Saturday, November 27, 2010

Big Fight in Marine Science!

Scientific American has an interesting article describing an argument over whether or not a key indicator of biodiversity in fisheries is flawed.
A tenet of modern fisheries science may be unfounded, suggests a study of how catches are affecting marine ecosystems. The finding has sparked a heated debate about how best to measure humanity's impact on the ocean.

A landmark study in 1998 found that we are 'fishing down the food chain' worldwide -- in other words, exhausting stocks of top predators such as cod before switching attention to smaller marine animals. This has since become accepted wisdom. But a study published in Nature today suggests that the indicator on which this claim is based -- 'mean trophic level' or MTL -- is severely flawed.

The authors of the 1998 paper have hit back, with one of them branding the latest research "completely invalid". But Trevor Branch, lead author of the Nature study and a fisheries scientist at the University of Washington, Seattle, stands by the work. "At a global level we are not fishing down," he says. "The results are quite clear on that."
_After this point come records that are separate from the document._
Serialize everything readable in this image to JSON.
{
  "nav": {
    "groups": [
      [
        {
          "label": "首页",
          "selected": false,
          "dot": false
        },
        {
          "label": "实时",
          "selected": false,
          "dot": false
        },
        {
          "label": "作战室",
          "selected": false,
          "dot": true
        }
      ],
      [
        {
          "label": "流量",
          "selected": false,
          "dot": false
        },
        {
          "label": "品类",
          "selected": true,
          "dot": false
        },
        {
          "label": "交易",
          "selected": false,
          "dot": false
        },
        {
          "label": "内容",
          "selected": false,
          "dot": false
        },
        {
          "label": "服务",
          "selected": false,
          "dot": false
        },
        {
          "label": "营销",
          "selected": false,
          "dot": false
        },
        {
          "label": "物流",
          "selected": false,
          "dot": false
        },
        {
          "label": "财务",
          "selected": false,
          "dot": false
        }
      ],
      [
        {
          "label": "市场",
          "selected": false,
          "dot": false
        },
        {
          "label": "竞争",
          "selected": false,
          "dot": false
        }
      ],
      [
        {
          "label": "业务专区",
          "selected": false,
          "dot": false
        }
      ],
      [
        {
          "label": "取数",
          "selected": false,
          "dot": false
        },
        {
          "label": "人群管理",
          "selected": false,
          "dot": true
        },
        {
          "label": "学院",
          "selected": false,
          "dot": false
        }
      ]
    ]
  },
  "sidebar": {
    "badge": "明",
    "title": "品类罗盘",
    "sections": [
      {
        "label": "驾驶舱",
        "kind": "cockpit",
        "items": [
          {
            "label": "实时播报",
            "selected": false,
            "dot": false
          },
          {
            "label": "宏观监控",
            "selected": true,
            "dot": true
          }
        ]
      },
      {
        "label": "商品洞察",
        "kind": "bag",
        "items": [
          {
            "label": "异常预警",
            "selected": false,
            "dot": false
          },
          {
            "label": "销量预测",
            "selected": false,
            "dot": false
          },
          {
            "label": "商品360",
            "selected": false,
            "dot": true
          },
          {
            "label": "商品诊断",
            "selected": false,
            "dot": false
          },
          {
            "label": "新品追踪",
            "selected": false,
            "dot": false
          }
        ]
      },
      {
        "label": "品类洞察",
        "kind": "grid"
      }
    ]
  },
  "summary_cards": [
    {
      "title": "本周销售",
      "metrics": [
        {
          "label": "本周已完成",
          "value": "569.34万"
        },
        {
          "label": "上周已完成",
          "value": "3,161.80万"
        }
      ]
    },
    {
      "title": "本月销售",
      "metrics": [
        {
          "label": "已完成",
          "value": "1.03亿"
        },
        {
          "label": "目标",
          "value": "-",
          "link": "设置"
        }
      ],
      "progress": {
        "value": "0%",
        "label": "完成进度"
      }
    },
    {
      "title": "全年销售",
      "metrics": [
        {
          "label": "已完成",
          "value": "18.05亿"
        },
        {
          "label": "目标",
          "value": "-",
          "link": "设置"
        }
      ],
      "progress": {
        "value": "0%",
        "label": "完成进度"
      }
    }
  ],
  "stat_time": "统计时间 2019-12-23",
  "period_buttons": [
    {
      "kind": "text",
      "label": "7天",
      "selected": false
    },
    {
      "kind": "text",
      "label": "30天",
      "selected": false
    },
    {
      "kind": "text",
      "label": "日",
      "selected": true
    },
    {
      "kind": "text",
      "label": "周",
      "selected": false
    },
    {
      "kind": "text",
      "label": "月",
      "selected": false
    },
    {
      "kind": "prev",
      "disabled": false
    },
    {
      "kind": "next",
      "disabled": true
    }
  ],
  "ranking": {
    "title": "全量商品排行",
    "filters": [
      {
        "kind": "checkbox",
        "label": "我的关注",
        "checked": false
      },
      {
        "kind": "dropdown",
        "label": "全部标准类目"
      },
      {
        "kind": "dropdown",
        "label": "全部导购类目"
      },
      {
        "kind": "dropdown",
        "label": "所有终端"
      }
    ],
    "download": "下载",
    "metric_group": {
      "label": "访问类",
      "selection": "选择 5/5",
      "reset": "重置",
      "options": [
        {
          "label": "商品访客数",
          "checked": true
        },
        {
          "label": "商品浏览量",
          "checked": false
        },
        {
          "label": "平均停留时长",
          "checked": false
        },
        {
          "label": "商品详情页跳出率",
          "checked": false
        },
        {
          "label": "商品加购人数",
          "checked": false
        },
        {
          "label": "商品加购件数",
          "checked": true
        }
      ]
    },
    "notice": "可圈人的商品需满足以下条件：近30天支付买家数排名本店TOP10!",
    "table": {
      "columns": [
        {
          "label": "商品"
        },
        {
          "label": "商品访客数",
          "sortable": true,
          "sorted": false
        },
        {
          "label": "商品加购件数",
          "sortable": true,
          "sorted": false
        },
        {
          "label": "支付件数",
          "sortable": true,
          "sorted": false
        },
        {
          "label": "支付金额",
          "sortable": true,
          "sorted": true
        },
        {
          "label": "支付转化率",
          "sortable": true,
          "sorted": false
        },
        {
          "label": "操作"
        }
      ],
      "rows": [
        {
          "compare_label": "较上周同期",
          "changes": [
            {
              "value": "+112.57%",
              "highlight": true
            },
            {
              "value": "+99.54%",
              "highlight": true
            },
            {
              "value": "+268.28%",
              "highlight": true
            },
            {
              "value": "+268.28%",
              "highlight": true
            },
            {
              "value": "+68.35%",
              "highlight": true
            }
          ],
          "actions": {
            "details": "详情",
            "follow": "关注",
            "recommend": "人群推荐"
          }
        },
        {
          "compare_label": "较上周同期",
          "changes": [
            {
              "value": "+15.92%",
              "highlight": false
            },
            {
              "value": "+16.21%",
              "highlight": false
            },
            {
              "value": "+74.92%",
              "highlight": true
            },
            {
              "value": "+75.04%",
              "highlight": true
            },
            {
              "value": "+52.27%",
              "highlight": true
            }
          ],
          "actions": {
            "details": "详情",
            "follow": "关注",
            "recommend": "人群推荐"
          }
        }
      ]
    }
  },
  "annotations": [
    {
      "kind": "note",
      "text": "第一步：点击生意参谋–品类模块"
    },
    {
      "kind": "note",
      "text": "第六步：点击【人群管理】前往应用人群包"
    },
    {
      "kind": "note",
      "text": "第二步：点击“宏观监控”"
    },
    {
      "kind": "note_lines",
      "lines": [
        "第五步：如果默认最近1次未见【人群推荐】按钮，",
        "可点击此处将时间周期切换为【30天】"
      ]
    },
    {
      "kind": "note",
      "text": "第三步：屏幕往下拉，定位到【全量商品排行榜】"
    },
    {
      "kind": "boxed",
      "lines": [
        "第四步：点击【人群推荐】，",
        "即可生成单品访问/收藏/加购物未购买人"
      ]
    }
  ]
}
Branch says that fishing down may have occurred in some local areas, for example as happened with cod in the Atlantic. But in other places -- such as the Gulf of Thailand -- fisheries first targeted creatures low in the food chain, such as mussels or prawns, and are now 'fishing up'.

Individuals wanting the bloody details can read the article and/or consult the original article and comment in Nature, The trophic fingerprint of marine fisheries. As for the policy implications of the work:
Timothy Essington, a fisheries researcher at the University of Washington, Seattle, whose work was cited by Branch, argues that for a detailed picture of what is happening in ecosystems, MTL must now be used in combination with other measures. Pauly's original paper took a "20,000-feet view", he says. "What we're seeing now is the view from that altitude isn't very clear."

Essington compares looking at MTL to a physician taking a patient's temperature. If the temperature changes dramatically it is probably an indication that something is wrong, he says. But if the doctor decided on a treatment based on temperature alone, "you would never go back to that doctor again".